Les citoyens admirent, en tant qu’usagers, la puissance des réalisations technologiques. Mais, de l’école aux bureaux de la sécurité sociale, à la banque ou à la pharmacie, ils rencontrent aussi "la science" sous ce visage quotidien gestionnaire et adaptatif qu’ils jugent aussi tyrannique qu’indéchiffrable. La réduction dite "matérialiste" de la pensée de chacun au système neuronal qui la porte, les interventions aventureuses de la médecine scientifique hospitalière sur des patients souvent traités comme d’anonymes sacs de molécules achèvent de susciter leur méfiance. Qu’ils découvrent des procédures présentant la même apparence scientifique au service de pratiques qui supposent une tout autre conception de l’être humain attire leur sympathie. Contre l’individualisme, contre toutes les sociologies de la communication qui s’appuient sur lui au moment même où elles prétendent en réparer les dégâts subjectifs, ils se tournent alors vers des doctrines qui ouvrent à leur imaginaire la chaleur d’une communion affective avec leurs semblables par le biais d’une nature qui les englobe tous et conjure la menace de la solitude que propage la "rationalisation intégrale de l’existence" (Max Weber).

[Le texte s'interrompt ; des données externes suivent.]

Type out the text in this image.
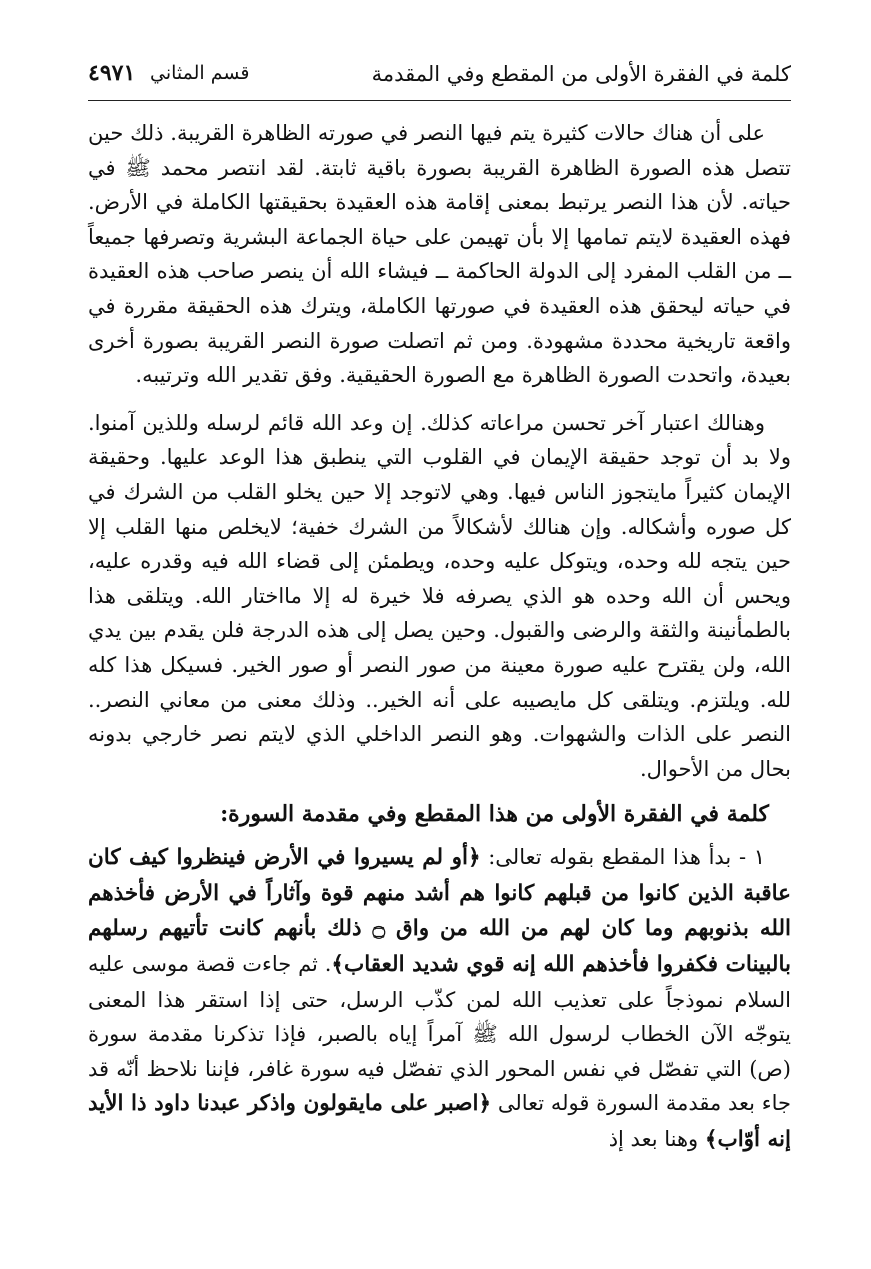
كلمة في الفقرة الأولى من المقطع وفي المقدمة
قسم المثاني
٤٩٧١

على أن هناك حالات كثيرة يتم فيها النصر في صورته الظاهرة القريبة. ذلك حين تتصل هذه الصورة الظاهرة القريبة بصورة باقية ثابتة. لقد انتصر محمد ﷺ في حياته. لأن هذا النصر يرتبط بمعنى إقامة هذه العقيدة بحقيقتها الكاملة في الأرض. فهذه العقيدة لايتم تمامها إلا بأن تهيمن على حياة الجماعة البشرية وتصرفها جميعاً ــ من القلب المفرد إلى الدولة الحاكمة ــ فيشاء الله أن ينصر صاحب هذه العقيدة في حياته ليحقق هذه العقيدة في صورتها الكاملة، ويترك هذه الحقيقة مقررة في واقعة تاريخية محددة مشهودة. ومن ثم اتصلت صورة النصر القريبة بصورة أخرى بعيدة، واتحدت الصورة الظاهرة مع الصورة الحقيقية. وفق تقدير الله وترتيبه.

وهنالك اعتبار آخر تحسن مراعاته كذلك. إن وعد الله قائم لرسله وللذين آمنوا. ولا بد أن توجد حقيقة الإيمان في القلوب التي ينطبق هذا الوعد عليها. وحقيقة الإيمان كثيراً مايتجوز الناس فيها. وهي لاتوجد إلا حين يخلو القلب من الشرك في كل صوره وأشكاله. وإن هنالك لأشكالاً من الشرك خفية؛ لايخلص منها القلب إلا حين يتجه لله وحده، ويتوكل عليه وحده، ويطمئن إلى قضاء الله فيه وقدره عليه، ويحس أن الله وحده هو الذي يصرفه فلا خيرة له إلا مااختار الله. ويتلقى هذا بالطمأنينة والثقة والرضى والقبول. وحين يصل إلى هذه الدرجة فلن يقدم بين يدي الله، ولن يقترح عليه صورة معينة من صور النصر أو صور الخير. فسيكل هذا كله لله. ويلتزم. ويتلقى كل مايصيبه على أنه الخير.. وذلك معنى من معاني النصر.. النصر على الذات والشهوات. وهو النصر الداخلي الذي لايتم نصر خارجي بدونه بحال من الأحوال.

كلمة في الفقرة الأولى من هذا المقطع وفي مقدمة السورة:

١ - بدأ هذا المقطع بقوله تعالى: ﴿أو لم يسيروا في الأرض فينظروا كيف كان عاقبة الذين كانوا من قبلهم كانوا هم أشد منهم قوة وآثاراً في الأرض فأخذهم الله بذنوبهم وما كان لهم من الله من واق ۝ ذلك بأنهم كانت تأتيهم رسلهم بالبينات فكفروا فأخذهم الله إنه قوي شديد العقاب﴾. ثم جاءت قصة موسى عليه السلام نموذجاً على تعذيب الله لمن كذّب الرسل، حتى إذا استقر هذا المعنى يتوجّه الآن الخطاب لرسول الله ﷺ آمراً إياه بالصبر، فإذا تذكرنا مقدمة سورة (ص) التي تفصّل في نفس المحور الذي تفصّل فيه سورة غافر، فإننا نلاحظ أنّه قد جاء بعد مقدمة السورة قوله تعالى ﴿اصبر على مايقولون واذكر عبدنا داود ذا الأيد إنه أوّاب﴾ وهنا بعد إذ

On dira que d’un tel recours contre une détresse radicale beaucoup tirent sans scrupules d’immenses profits personnels. Sans aucun doute. Et l’on a toute raison de redouter que des maîtres tyranniques ne tournent cet élan à leur bénéfice exclusif. Quand il s’agit du sort d’êtres qui souffrent et qui pourraient recevoir des soins efficaces par ailleurs, il y a là un véritable scandale. Mais ce n’est certainement pas en pourfendant l’"irrationalisme" de leurs doctrines qu’on affaiblira leur empire. Leur grand tort n’est-il pas plutôt de s’employer aujourd’hui à faire passer pour "scientifiquement" établies des visions du monde et de la vie dont toute la valeur consiste à permettre aux êtres humains, de découvrir chacun en soi la part qui appartient aux autres, et d’exprimer la puissance de leur imaginaire partagé, lequel ne saurait se laisser atomiser sans destruction. Les astrologues modernes par exemple imposent l’idée somme toute très récente que l’astrologie s’adresse aux individus, alors que traditionnellement cette pratique divinatoire n’était supposée valoir que pour le destin des peuples ou de leurs grands personnages... Ils contribuent ainsi à l’isolement de sujets craintifs. Mais la grande erreur des scientifiques, de leur côté, consiste à laisser croire qu’ils délivrent des vérités absolues et qu’ils détiennent les clés de la toute-puissance ; car c’est de cette prétention que se nourrissent les "para-sciences" lorsqu’elles revendiquent le titre de science pour asseoir leur crédit.

Spinoza, encore une fois, avait vu juste, et Denis Diderot (1713-1784) après lui. La question s’avère, au sens le plus profond, politique : comment instituer entre les êtres humains un mode d’être ensemble qui permette au jeu de leurs passions d’augmenter leur puissance transindividuelle de penser et d’agir face à l’adversité ? Comment réduire toujours la part des "passions tristes", lesquelles replient chaque être sur un "soi" illusoire et peuvent ainsi, dans la rivalité universelle, toujours devenir mortifères ?

La pensée scientifique pourrait y apporter une contribution à bien des égards décisive parce qu’elle témoigne d’une réalité humaine qui n’est progressive que d’être collective, mais il faudrait qu’elle se dégage de sa gangue positiviste ; qu’elle résiste aux exploitations scientistes que les autorités politiques sont toujours tentées d’en faire ; qu’elle s’affirme, dès l’école, non comme une puissante batterie de calculs délivrant des certitudes prêtes à tous usages, mais comme une véritable pensée avec ses audaces, ses échecs et ses repentirs aussi bien que ses succès.

Chacun pourrait alors garder en tête cette vérité philosophique qui enveloppe une éthique opposée à tout "moralisme" : si la raison peut et doit, à ses risques et périls, tenter d’élucider le jeu des passions, elle n’en a pas pour autant le pouvoir de les abolir.